Hoskuld’s eyebrows shot up again. “Ye be a brave man to say as much, and to my face, no less. Ye have some metal in ye, if I’m any judge.”
“Well, if ye be wanting my blessing for this undertaking, ye have it. If I know Sheen any, and I do, ye’ll be needing it. Now off with ye.” Hoskuld hesitated for a moment in shooing Haden out the door. “If ye have any sense, ye’ll not give her the chance to argue with ye about it. Stubborn, she is.”
“I know,” Haden said. “Don’t worry. And thank you, Hoskuld.”
They breakfasted quickly in the morning and set out to visit Steelheart’s foundry on the other side of the village. The front door stood open, propped with a large gray stone. Sheen peeked inside. The forge was very ordinary, set up much like Hoskuld’s, but the merchandise was obviously inferior. One of the workers noticed Sheen and tapped another on the shoulder. He gestured for her to come in, with the party following.
“Well met. Can I help you?”
“We’d like to speak with Kolskegg Steelheart, if he can spare a moment,” Haden said.
“Riskin Flameback has some concern that your business practices are causing trouble for the people of Murkstones.” Sheen glanced down at the floor, which was mostly covered with soot, all except for a heavy grate that led down to damp-smelling darkness.
“My practices? I sell armor, same as he does.”
“You sell it below cost,” Haden corrected.
“I can’t help it if the Flamebacks charge too much.”
“What’s down there?” Sheen asked, pointing to the grate.
“Drainage,” Kolskegg said flatly.
“Drainage for what? You’ve set it up all wrong if that’s what it is. I don’t like this! Hoskuld Flameback raised me and now you’re trying to push him out? What for? Be square with us and maybe we can all profit, here.”
The dwarf’s mouth twitched. “It drains . . . I’ll show you.” He reached out and grabbed a lever. The grate dropped open, spilling Joris and Tulio into the dark. There was a crash as they hit the ground.
“What in the Hells is that thing?!” Tulio yelled. A low moan issued from below and damp squelching noises.
Haden shoved Sheen behind him—eliciting a noise of shocked protest—and manifested a shield of psionic energy. The dwarves seized weapons and charged Talan, who dodged their blows and drew his own blades. Tulio screamed and Joris shouted something incoherent.
Sheen ducked around Haden to attack Kolskegg as Talan fenced with the dwarves, drawing close to the edge of the pit but not quite falling in. Kal dropped to his knees and peered down into the darkness.
“Gah, there’s all tentacles down here!” he announced and hurled a spell through the hole. There was a peculiar sound and a sudden inrush of air.
“Where did it GO?!” Joris demanded.
“Polymorph!” Kalenthor said smugly.
A door at the far end of the forge opened and a dwarf in full plate charged toward Kalenthor. The elf managed to avoid falling in the hole, but he took an axe in the arm for his trouble while Talan dropped one of the two he was fighting with.

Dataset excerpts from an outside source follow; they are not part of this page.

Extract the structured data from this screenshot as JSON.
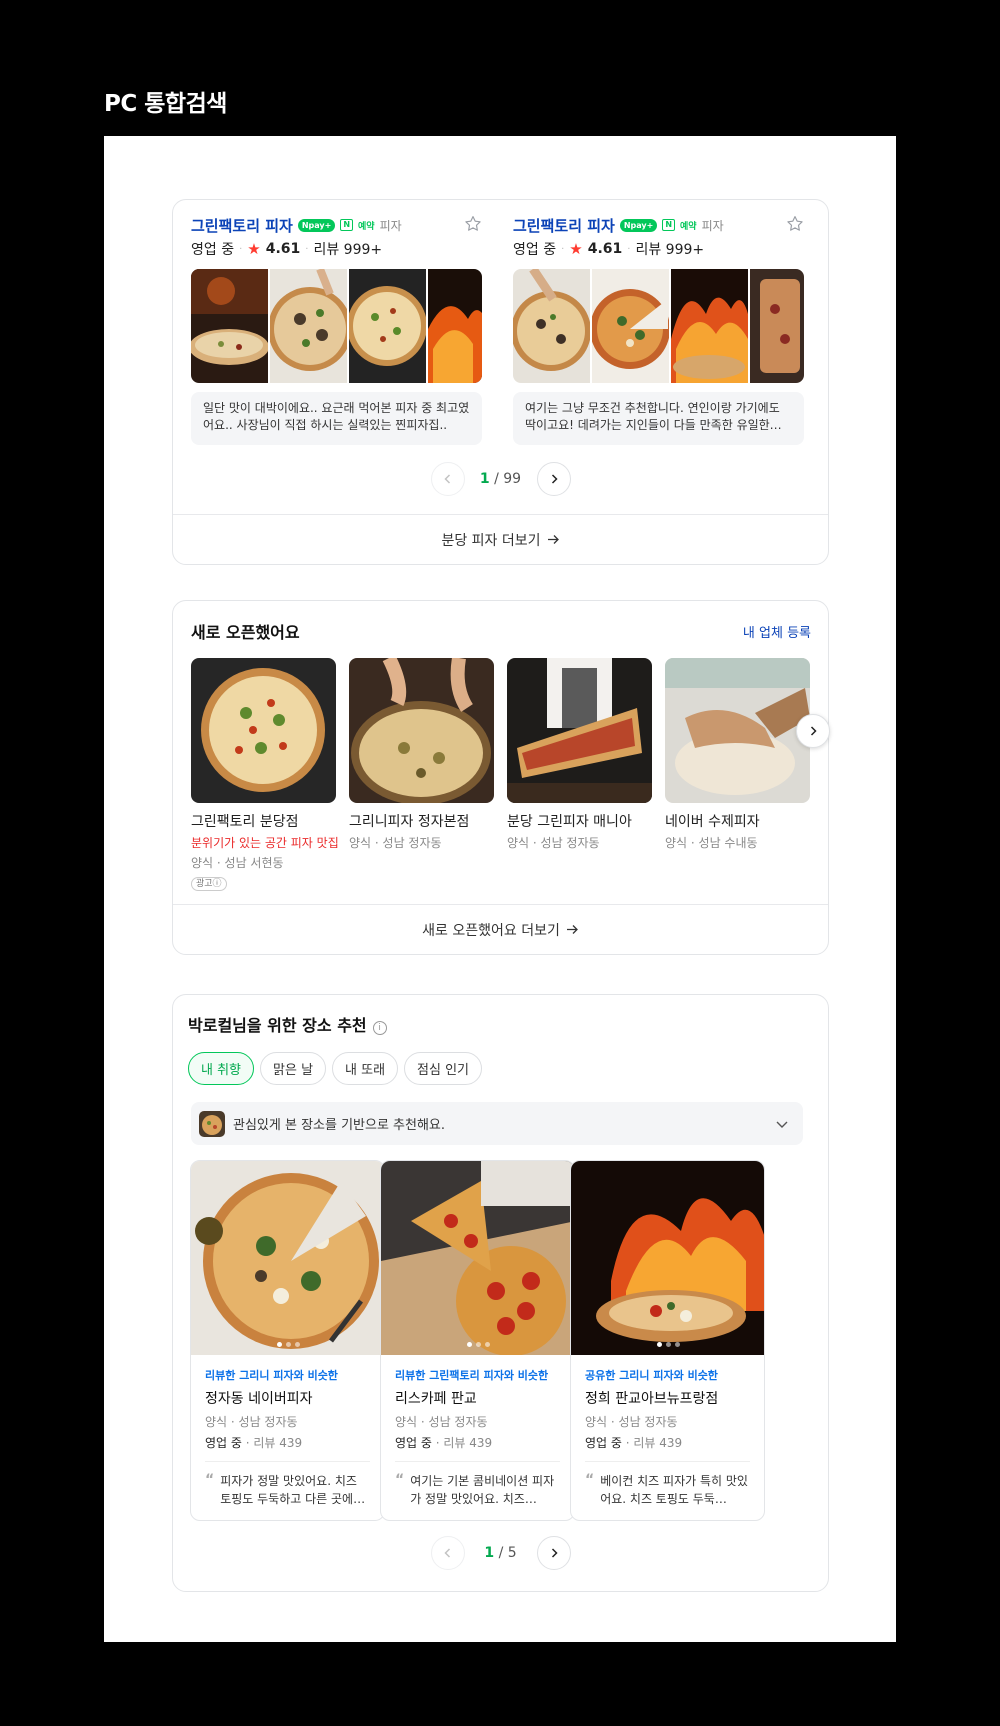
{
  "page_heading": "PC 통합검색",
  "card1": {
    "items": [
      {
        "name": "그린팩토리 피자",
        "npay": "Npay+",
        "nbadge": "N",
        "reservation": "예약",
        "category": "피자",
        "status": "영업 중",
        "rating": "4.61",
        "reviews": "리뷰 999+",
        "review_text": "일단 맛이 대박이에요.. 요근래 먹어본 피자 중 최고였어요.. 사장님이 직접 하시는 실력있는 찐피자집.."
      },
      {
        "name": "그린팩토리 피자",
        "npay": "Npay+",
        "nbadge": "N",
        "reservation": "예약",
        "category": "피자",
        "status": "영업 중",
        "rating": "4.61",
        "reviews": "리뷰 999+",
        "review_text": "여기는 그냥 무조건 추천합니다. 연인이랑 가기에도 딱이고요! 데려가는 지인들이 다들 만족한 유일한…"
      }
    ],
    "pager": {
      "current": "1",
      "total": "/ 99"
    },
    "more_label": "분당 피자 더보기"
  },
  "card2": {
    "title": "새로 오픈했어요",
    "link": "내 업체 등록",
    "items": [
      {
        "name": "그린팩토리 분당점",
        "promo": "분위기가 있는 공간 피자 맛집",
        "location": "양식 · 성남 서현동",
        "ad": "광고ⓘ"
      },
      {
        "name": "그리니피자 정자본점",
        "location": "양식 · 성남 정자동"
      },
      {
        "name": "분당 그린피자 매니아",
        "location": "양식 · 성남 정자동"
      },
      {
        "name": "네이버 수제피자",
        "location": "양식 · 성남 수내동"
      }
    ],
    "more_label": "새로 오픈했어요 더보기"
  },
  "card3": {
    "title": "박로컬님을 위한 장소 추천",
    "info": "i",
    "chips": [
      "내 취향",
      "맑은 날",
      "내 또래",
      "점심 인기"
    ],
    "basis_text": "관심있게 본 장소를 기반으로 추천해요.",
    "items": [
      {
        "reason": "리뷰한 그리니 피자와 비슷한",
        "name": "정자동 네이버피자",
        "location": "양식 · 성남 정자동",
        "status": "영업 중",
        "reviews": "리뷰 439",
        "quote": "피자가 정말 맛있어요. 치즈 토핑도 두둑하고 다른 곳에…"
      },
      {
        "reason": "리뷰한 그린팩토리 피자와 비슷한",
        "name": "리스카페 판교",
        "location": "양식 · 성남 정자동",
        "status": "영업 중",
        "reviews": "리뷰 439",
        "quote": "여기는 기본 콤비네이션 피자가 정말 맛있어요. 치즈…"
      },
      {
        "reason": "공유한 그리니 피자와 비슷한",
        "name": "정희 판교아브뉴프랑점",
        "location": "양식 · 성남 정자동",
        "status": "영업 중",
        "reviews": "리뷰 439",
        "quote": "베이컨 치즈 피자가 특히 맛있어요. 치즈 토핑도 두둑…"
      }
    ],
    "pager": {
      "current": "1",
      "total": "/ 5"
    }
  },
  "colors": {
    "brand_green": "#03c75a",
    "link_blue": "#0c43b7",
    "rating_red": "#ff3b30",
    "promo_red": "#ea2a2a"
  },
  "icons": [
    "star-outline-icon",
    "rating-star-icon",
    "chevron-left-icon",
    "chevron-right-icon",
    "arrow-right-icon",
    "info-icon",
    "chevron-down-icon",
    "quote-icon"
  ]
}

Haden fended Kolskegg off with his rapier. The dwarf was bleeding badly from Sheen’s claws. “This would be a good time for you to consider surrendering!”
“Not while Xovliat lives,” the dwarf ground out. Ari bit one of the dwarves in the calf, pulling him over so Talan could spit him easily.
“Give it up!” The ranger said, rounding on the armored dwarf.
“Not while Xovliat lives.”
“Joris!” Haden yelled. “Find whatever Kal turned that tentacled thing into and KILL it!”
A great deal of splashing came from below, then a loud, wet slap, followed by several more enthusiastic slaps and a crunching noise. The remaining dwarves eyes rolled up into their heads and they fell down dead.
“Uh . . . guys?” Joris said after the silence had continued several moments. “There’s a LOT of money down here.”